The things that disappear, do so inconspicuously. I had no idea until recently, for example, that songs on the radio that fade out at the end were pretty much a thing of the past. My Millennial son was in the car with me, and The Police’s Message in A Bottle was playing. As Sting repeated “Sendin’ out an SOS… Sendin’ out an SOS…,” Michael asked, “Why in those old songs did they repeat the chorus over and over at the end?” I guessed it was so the deejay could get a head-start on announcing the weather and traffic as the song faded out.

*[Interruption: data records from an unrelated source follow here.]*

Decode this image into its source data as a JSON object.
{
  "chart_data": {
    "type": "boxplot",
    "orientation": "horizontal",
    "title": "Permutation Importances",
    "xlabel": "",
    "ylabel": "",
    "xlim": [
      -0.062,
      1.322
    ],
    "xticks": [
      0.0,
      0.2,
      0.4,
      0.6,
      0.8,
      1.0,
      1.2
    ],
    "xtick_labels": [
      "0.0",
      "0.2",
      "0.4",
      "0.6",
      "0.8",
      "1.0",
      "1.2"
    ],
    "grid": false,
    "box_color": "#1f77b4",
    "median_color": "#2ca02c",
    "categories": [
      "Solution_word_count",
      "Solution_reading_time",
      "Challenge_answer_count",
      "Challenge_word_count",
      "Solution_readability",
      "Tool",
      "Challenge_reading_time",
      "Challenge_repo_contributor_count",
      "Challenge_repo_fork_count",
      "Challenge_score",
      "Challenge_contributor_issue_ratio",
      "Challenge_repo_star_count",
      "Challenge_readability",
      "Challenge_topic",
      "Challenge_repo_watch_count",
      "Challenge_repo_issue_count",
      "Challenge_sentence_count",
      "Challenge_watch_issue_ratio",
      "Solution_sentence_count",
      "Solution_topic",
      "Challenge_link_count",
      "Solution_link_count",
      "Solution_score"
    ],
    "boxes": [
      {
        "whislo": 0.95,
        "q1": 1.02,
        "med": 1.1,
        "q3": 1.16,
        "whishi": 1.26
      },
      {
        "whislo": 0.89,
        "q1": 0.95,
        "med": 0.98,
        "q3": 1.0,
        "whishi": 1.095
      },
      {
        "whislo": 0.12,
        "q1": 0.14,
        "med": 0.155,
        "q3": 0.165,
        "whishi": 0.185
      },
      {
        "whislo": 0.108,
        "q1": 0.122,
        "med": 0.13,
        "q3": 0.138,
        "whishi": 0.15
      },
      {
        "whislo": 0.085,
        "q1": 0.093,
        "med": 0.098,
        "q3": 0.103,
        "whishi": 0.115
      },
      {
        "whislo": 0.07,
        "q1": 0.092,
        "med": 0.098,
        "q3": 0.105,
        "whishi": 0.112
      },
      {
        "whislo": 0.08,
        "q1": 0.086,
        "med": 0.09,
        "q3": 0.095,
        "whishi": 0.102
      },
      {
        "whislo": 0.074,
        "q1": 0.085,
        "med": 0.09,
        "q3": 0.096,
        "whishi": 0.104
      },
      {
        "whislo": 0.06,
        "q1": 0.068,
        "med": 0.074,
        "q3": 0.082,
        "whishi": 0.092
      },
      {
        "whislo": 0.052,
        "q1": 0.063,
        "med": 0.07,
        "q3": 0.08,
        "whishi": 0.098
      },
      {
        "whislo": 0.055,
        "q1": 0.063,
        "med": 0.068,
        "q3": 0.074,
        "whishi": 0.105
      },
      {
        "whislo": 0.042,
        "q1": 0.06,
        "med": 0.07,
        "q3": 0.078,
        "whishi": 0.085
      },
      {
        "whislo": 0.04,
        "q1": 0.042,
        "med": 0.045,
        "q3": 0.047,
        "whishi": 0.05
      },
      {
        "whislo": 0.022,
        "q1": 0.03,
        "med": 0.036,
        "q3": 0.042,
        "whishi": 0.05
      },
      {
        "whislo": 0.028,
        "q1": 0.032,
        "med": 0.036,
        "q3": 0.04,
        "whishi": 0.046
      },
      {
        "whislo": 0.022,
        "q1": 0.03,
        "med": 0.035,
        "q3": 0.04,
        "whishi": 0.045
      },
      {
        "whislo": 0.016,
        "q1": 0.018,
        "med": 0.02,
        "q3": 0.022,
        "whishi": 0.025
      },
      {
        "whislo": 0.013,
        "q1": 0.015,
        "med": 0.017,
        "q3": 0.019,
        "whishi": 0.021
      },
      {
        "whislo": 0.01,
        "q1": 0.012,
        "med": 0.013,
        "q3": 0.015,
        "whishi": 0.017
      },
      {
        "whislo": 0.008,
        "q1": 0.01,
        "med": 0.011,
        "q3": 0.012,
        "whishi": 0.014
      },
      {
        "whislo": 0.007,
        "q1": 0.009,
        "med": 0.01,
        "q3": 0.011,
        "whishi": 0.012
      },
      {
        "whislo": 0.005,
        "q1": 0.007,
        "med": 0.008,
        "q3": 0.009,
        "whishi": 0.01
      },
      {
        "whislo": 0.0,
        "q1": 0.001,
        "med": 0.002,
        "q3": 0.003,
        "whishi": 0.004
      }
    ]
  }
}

But I decided to look into it further. I was half right, as it turned out. That was one of the advantages of the fade-out in the years of AM top-40 radio, though the fade-out (in performance) could be traced in classical music as far back as the 19th Century.
An article in Slate magazine actually traced the fade-out’s demise. In this decade, apparently the only top-10 Billboard song with a fade-out ending was Robin Thicke’s Blurred Lines (and that was a deliberately retro choice). In retrospect, in 1985, every song in the year’s top-10 faded out.
MP3s and club DJs are accused of killing the practice. In the digital age, everybody is impatient to get to the next tune. Who wants to listen to the previous one fade away like a Doppler effect?
Sitcoms with laugh-tracks are on the endangered species list. Millennials hate them, and mock them with online memes (like that YouTube clip from The Big Bang Theory with the laughs excised and replaced by crickets). Right now, there’s BBT, Mom and Kevin Can Wait, along with the retro reboot series Fuller House, Will & Grace and Roseanne. Arguably the hippest of those shows, The Big Bang Theory’s viewership has an average age of 52.
Which brings us to network television itself. The average network viewer is now in his or her mid-‘50s. That number 25 years ago was 41. Increasingly, my sons’ own favourite programs are podcasts or YouTube channels. The Zoomer cohort is doing its best to keep the medium alive, but most agree network TV is an unsustainable long-term business model.
Landlines, typewriters, newspapers, fax machines, dial-up Internet, they are all mere “things,” that had their day. But they’ll live on among hobbyists and history buffs.